By Christian Have, CPO

Many organizations face challenges of securing and monitoring endpoints beyond antimalware and software/configuration management. As a key point to increase the security posture and capability to act timely to threats and potential breaches, a shift is now taking place where collecting logs from endpoints is the next step.

The challenge with classical deployments is that an agent is required on each endpoint. With the stability issues, ensuring that all endpoints are updated with the correct agent etc. some choose to use agentless WMI to fetch the events. This is moderately better, but requires the SIEM to know which endpoints to query. With the dynamic state of enterprise networks today, that option does not work.

Enter Microsoft Event Subscription (MES). With MES you can configure forwarders and collectors of event data. This means that all endpoints in the network can be configured to forward some or all eventlog contents to a centralized Event Subscription Collector. All functionality is built-in and supported in Windows and has seen a maturing since 2008R2. The overhead of MES on endpoints and collector servers is low and the complexity in configuring MES is very easy. MES can be configured via GPOs or PowerShell and eliminates the need to know which endpoints exists in advance and eliminates the need to query all endpoints via WMI.


The solution involves a couple of steps:

  • Configure an event collector to receive forwarded data
  • Configure the GPO on the endpoints
  • Configuring the endpoints to forward event data to an event collector
  • Install an agent on the event collector to forward data into LogPoint
  • Configure LogPoint to receive the data

Illustration: Distributed endpoint event collection

Configuring the collector

In the Windows Event Forwarding architecture, the subscription definition is held and maintained on the Collector in order to reduce the number of touch-points in case a subscription needs to be created or modified. Creating the subscription is accomplished through the new Event Viewer user interface by selecting the ‘Create Subscription’ action when the ‘Subscriptions’ branch is highlighted. The Subscription may also be created via the « WECUTIL » command-line utility.

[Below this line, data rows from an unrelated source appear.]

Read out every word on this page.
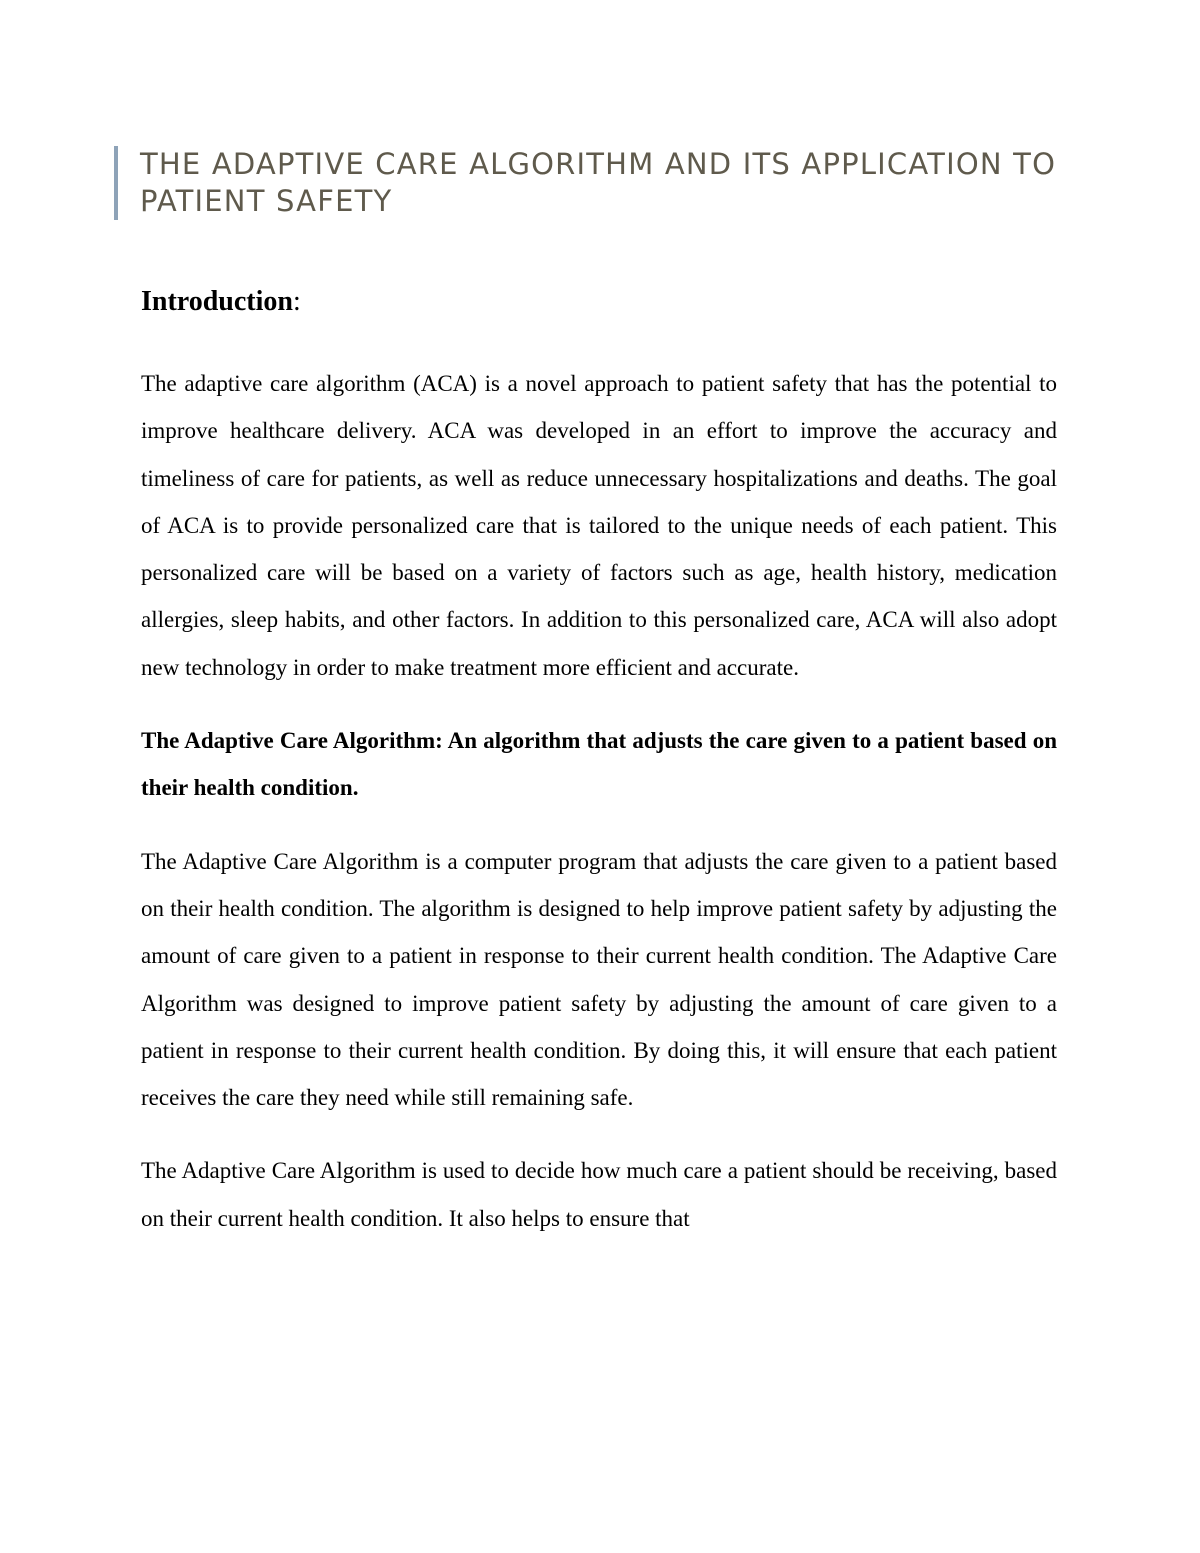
THE ADAPTIVE CARE ALGORITHM AND ITS APPLICATION TO PATIENT SAFETY
Introduction:

The adaptive care algorithm (ACA) is a novel approach to patient safety that has the potential to improve healthcare delivery. ACA was developed in an effort to improve the accuracy and timeliness of care for patients, as well as reduce unnecessary hospitalizations and deaths. The goal of ACA is to provide personalized care that is tailored to the unique needs of each patient. This personalized care will be based on a variety of factors such as age, health history, medication allergies, sleep habits, and other factors. In addition to this personalized care, ACA will also adopt new technology in order to make treatment more efficient and accurate.

The Adaptive Care Algorithm: An algorithm that adjusts the care given to a patient based on their health condition.

The Adaptive Care Algorithm is a computer program that adjusts the care given to a patient based on their health condition. The algorithm is designed to help improve patient safety by adjusting the amount of care given to a patient in response to their current health condition. The Adaptive Care Algorithm was designed to improve patient safety by adjusting the amount of care given to a patient in response to their current health condition. By doing this, it will ensure that each patient receives the care they need while still remaining safe.

The Adaptive Care Algorithm is used to decide how much care a patient should be receiving, based on their current health condition. It also helps to ensure that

Note: Both Windows Vista and Windows Server 2008 can be event collectors (this feature is not supported for down-level). Although there are no built-in limitations when Vista is a collector, Server 2008 will scale much better in high volume scenarios.

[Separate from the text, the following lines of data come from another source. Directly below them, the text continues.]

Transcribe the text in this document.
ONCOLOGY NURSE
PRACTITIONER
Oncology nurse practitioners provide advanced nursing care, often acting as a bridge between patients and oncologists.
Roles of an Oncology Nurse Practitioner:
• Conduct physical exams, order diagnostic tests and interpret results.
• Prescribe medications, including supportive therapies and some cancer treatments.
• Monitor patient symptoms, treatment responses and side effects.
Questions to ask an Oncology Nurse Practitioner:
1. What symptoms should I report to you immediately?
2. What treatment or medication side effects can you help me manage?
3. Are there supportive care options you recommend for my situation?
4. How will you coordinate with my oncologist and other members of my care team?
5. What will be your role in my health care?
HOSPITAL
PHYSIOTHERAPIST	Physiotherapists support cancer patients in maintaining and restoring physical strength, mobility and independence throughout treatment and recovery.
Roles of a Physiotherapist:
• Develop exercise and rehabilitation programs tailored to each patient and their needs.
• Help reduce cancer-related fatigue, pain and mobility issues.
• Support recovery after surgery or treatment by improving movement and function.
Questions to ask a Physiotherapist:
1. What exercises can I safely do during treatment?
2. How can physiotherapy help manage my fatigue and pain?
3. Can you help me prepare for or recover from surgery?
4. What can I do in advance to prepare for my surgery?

lthough the above subscription is configured to leverage Group Policy, the subscription can be configured in a stand-alone mode (see the « Collector Initiated » option). In addition, this subscription is designed to gather all events from the « Application » and « System » logs that have a level of « Critical », « Error », or « Warning ». This event scope can be expanded to gather all events from these logs or even add additional logs (like the « Security » log).

Lastly, the subscription is configured to forward events as quickly as possible with the advanced settings delivery option of « Minimize Latency ». The default setting of « Normal » would only forward events every 15 minutes (which may be more desirable depending the the Collector and Source Computer resources).

If Group Policy is not being used, configure the « Subscription type » to be « Collector Initiated ». In this case Source Computers will need to be manually added to the Subscription either through the Subscription configuration or the « WECUTIL » command-line utility (which can also be scripted using PowerShell, but that’s another topic). 

Note: In cases where there Source Computer is generating a large volume of forwarded events (e.g. Security events from a Domain Controller), use WECUTIL on the collector to disable event rendering for the subscription. The task of pre-rendering an event on the source computer can be CPU intensive for a large number of events.

Configure GPO on Endpoints

Group Policy can be used to enable and configure Windows Remote Management (WinRM or WS-Man) on the Source Computers. WinRM is required by Windows Event Forwarding as WS-Man is the protocol used by WS-Eventing. The following shows the Group Policy branch locations for configuring both WinRM and Event Forwarding:

The following GP setting will enable WinRM on the client as well as configure a Listener that will accept packets from ANY source.

Note: This Listener configuration should only be used in a trusted network environment. If the environment is not trusted (like the Internet), then configure only specific IP Addresses or ranges in the IPv4 and IPv6 filters.

Configure Endpoints

As with WinRM, Group Policy can be used to configure Source Computers (Clients) to forward events to a collector (or set of collectors). The policy is very simple. It merely tells the Source Computer to contact a specific FQDN (Fully Qualified Domain Name) or IP Address and request subscription specifics. All of the other subscription details are held on the Collector.

If Group Policy is not being used, then there is nothing to do here as the « Collector Initiated » Subscription will proactively reach out to the Source Computer.